L’année 1957 marque le retour d’Ingrid Bergman aux États-Unis. L’actrice autrefois vilipendée retrouve son rang de star internationale. Elle accompagnera la fin du cinéma classique hollywoodien, tout en poursuivant intensivement une carrière théâtrale et télévisuelle. Pour L’Auberge du sixième bonheur de Mark Robson (1958), elle incarne à nouveau, avec une grande puissance expressive, une figure de femme à l’humanité héroïque. En 1960, elle retrouve Anatole Litvak pour Aimez-vous Brahms ? d’après le roman de Françoise Sagan. Dans Le Crime de l’Orient-Express de Sidney Lumet d’après Agatha Christie, elle joue en 1974, au milieu d’une pléiade d’acteurs prestigieux, le rôle d’une missionnaire suédoise. Elle tourne dans le dernier film réalisé par Vincente Minnelli, A Matter of Time (1975), excellant dans le rôle d’une vieille comtesse déchue et déraisonnable, aux côtés de Liza Minnelli.
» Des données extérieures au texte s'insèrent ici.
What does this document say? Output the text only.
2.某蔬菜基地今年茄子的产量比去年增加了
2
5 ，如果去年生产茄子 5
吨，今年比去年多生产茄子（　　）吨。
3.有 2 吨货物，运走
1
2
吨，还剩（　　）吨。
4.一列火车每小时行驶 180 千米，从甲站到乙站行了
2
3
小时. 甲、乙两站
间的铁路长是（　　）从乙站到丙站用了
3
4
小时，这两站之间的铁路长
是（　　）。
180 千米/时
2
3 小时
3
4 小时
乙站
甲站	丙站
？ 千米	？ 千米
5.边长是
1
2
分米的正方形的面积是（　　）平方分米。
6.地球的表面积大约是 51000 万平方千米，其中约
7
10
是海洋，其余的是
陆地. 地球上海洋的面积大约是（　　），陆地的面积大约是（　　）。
La filmographie d’Ingrid Bergman se conclut par un retour en Suède. Dans Sonate d’automne, son compatriote Ingmar Bergman lui offre le rôle d’une pianiste de renommée internationale revenant en Norvège après une longue absence pour revoir sa fille (Liv Ullmann) qu’elle a délaissée pour se consacrer à sa carrière. Les deux femmes s’affrontent en une longue nuit d’insomnie. Pour Ingrid Bergman, déjà atteinte du cancer qui l’emportera, ce rôle dramatique a des résonnances intimes profondes. L’actrice succombe le 29 août 1982, le jour même de ses soixante-sept ans. Ses cendres sont dispersées sur la côte suédoise, près de l’île de Danholmen, qui fut souvent sa résidence d’été.